Yes, this makes a large amount, enough for 8 and I’m a little embarrassed to admit, but my husband, Landen and I had this gone in one day. It’s that good! I know you’re family will be crazy about this crisp too. It’s:
Nutty
Fruity
Warm
Healthy
Comforting
And outrageously awesome
Now off you go… get yourself in the kitchen and bake this yumminess up!
Healthy Apple Blackberry Crisp (gluten free & vegan)
Ingredients
For the Filling:
- 1 tablespoon coconut oil
- 2 apples, cored and thinly sliced about 1/4" (I didn't feel the need to peel mine.)*
- 1 teaspoon cinnamon
- 2 cups fresh blackberries
- 2 teaspoons cornstarch or arrowroot powder
- ¼ cup pure maple syrup**
- 1/8 cup 2 tablespoons lemon juice
For the Crisp:
- 1 cup rolled oats, gluten-free, if preferred
- ½ cup almond meal/flour, almonds ground into flour
- ¼ cup coconut or brown sugar
- 1 teaspoon cinnamon
- ¼ cup coconut oil, melted (other oils or butter will work)
Instructions
- Preheat oven to 375 degrees F and heat 1 tablespoon coconut oil in a 9-inch cast iron skillet or alternatively spray a 9-inch pie plate with a natural cooking spray.
- Toss apple slices in cinnamon and add to the heated skillet.

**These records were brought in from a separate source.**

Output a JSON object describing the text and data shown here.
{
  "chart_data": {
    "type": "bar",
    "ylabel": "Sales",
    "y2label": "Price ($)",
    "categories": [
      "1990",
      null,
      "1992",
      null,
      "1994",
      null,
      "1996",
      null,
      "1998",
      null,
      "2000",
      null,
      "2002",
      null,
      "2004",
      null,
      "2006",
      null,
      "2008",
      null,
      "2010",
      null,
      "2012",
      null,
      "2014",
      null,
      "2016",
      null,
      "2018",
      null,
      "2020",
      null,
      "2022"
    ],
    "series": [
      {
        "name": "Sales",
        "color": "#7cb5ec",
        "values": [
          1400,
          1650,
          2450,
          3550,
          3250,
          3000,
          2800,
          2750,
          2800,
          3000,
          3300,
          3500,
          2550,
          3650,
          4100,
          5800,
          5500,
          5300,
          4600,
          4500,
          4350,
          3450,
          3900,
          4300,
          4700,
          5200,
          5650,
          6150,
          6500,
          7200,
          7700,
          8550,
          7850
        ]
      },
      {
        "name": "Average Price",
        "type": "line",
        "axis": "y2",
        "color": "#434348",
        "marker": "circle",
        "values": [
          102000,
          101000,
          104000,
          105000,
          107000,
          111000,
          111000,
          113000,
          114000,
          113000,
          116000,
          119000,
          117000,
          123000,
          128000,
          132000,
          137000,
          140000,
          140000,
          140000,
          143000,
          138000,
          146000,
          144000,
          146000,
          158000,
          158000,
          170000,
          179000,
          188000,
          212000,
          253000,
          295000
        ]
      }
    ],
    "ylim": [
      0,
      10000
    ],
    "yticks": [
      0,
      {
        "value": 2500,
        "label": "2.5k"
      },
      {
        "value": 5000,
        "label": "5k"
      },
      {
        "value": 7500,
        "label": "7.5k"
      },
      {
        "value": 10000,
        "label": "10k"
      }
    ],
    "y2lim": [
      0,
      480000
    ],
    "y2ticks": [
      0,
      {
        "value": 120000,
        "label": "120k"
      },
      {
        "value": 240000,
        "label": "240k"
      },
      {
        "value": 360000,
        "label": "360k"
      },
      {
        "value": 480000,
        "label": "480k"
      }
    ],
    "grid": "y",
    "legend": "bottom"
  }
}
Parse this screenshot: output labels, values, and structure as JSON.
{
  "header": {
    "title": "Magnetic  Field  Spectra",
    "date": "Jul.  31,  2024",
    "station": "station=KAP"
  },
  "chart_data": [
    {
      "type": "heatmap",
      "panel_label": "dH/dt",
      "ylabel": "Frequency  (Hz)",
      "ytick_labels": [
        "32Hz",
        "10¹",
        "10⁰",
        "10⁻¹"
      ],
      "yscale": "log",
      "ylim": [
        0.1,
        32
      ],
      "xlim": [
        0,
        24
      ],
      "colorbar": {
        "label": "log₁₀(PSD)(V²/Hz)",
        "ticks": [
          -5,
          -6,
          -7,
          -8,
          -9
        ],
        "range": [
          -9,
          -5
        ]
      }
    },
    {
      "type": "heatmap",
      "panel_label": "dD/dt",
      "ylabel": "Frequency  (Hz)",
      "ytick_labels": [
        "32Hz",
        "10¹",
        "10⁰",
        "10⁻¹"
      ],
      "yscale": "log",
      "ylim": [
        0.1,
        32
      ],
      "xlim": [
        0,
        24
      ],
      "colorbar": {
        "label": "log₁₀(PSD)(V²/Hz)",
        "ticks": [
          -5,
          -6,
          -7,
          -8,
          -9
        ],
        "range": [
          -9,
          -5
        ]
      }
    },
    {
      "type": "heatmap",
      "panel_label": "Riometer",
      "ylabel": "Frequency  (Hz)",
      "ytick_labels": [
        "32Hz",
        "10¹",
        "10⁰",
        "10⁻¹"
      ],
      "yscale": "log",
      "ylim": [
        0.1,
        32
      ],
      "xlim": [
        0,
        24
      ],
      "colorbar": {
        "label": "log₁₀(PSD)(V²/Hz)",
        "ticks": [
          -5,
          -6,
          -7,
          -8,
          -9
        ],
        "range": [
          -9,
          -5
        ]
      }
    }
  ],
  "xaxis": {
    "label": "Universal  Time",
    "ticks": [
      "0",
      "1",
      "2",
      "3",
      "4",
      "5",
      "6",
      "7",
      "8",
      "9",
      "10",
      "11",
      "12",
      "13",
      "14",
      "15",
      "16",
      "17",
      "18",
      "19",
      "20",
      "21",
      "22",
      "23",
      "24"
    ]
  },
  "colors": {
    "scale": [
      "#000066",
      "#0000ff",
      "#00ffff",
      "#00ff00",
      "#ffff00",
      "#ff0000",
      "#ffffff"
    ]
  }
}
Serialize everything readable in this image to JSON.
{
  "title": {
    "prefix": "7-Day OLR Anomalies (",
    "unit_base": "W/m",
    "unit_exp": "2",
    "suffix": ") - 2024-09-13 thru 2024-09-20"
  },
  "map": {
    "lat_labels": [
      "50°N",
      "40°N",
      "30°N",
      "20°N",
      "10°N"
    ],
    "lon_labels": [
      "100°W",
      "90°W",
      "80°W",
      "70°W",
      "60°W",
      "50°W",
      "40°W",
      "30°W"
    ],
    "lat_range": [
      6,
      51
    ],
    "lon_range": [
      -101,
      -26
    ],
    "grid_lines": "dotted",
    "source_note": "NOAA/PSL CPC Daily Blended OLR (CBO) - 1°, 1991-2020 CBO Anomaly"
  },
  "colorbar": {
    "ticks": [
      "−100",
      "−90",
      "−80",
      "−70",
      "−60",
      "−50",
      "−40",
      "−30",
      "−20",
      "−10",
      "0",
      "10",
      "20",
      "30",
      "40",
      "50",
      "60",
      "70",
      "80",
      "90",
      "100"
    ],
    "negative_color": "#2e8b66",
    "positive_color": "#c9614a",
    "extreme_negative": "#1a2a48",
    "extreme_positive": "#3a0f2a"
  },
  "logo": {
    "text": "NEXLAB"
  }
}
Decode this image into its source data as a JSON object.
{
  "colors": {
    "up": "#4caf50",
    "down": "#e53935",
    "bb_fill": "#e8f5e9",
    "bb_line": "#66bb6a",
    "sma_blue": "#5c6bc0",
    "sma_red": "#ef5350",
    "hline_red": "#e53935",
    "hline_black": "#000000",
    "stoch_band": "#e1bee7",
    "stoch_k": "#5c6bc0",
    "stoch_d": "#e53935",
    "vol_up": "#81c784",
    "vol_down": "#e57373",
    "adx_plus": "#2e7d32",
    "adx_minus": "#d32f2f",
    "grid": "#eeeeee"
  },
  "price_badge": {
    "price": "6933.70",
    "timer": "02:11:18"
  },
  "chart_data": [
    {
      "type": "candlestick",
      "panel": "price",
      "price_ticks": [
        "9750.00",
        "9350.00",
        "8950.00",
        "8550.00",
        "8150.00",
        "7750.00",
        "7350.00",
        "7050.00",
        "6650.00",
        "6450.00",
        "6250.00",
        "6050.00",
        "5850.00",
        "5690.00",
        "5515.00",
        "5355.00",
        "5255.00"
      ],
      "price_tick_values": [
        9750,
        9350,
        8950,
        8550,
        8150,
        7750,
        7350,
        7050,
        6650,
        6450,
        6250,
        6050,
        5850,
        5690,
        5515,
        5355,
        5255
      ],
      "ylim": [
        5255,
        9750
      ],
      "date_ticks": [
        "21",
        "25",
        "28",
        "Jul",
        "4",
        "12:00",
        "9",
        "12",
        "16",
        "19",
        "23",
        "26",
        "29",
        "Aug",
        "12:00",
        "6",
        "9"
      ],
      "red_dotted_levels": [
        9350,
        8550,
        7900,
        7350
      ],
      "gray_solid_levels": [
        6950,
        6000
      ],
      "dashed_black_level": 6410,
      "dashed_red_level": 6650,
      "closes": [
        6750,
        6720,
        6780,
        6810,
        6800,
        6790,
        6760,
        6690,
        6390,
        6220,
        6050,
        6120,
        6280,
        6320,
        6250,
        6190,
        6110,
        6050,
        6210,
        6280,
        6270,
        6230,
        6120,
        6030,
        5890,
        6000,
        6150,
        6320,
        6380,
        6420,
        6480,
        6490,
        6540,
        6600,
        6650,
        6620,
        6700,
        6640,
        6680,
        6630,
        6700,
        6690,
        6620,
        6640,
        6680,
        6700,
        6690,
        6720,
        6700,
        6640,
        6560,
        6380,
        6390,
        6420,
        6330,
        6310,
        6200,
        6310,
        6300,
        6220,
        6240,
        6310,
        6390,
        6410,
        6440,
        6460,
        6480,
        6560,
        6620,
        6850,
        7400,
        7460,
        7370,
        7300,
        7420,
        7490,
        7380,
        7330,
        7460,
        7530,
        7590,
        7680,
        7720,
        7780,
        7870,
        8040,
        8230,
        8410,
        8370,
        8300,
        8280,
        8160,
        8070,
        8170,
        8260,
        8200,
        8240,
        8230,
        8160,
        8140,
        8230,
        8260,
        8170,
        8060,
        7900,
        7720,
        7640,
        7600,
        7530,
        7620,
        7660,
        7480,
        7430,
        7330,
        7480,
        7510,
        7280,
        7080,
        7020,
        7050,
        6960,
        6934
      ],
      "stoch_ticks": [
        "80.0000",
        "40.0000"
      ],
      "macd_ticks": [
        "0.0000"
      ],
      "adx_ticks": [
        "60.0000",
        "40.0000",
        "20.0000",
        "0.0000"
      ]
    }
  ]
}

Cook for about 3-5 minutes to soften.
- While apples are cooking, toss blackberries in cornstarch, maple syrup and lemon juice and set aside. Also, combine all crisp ingredients in a medium bowl.
- Remove skillet from heat and add blackberry mixture to apples. Sprinkle oat mixture over the top.
- Bake for 35-40 minutes. Allow crisp to cool slightly before spooning out.
- Serve warm and with vanilla ice cream, Greek yogurt, cool whip or coconut cream, if desired.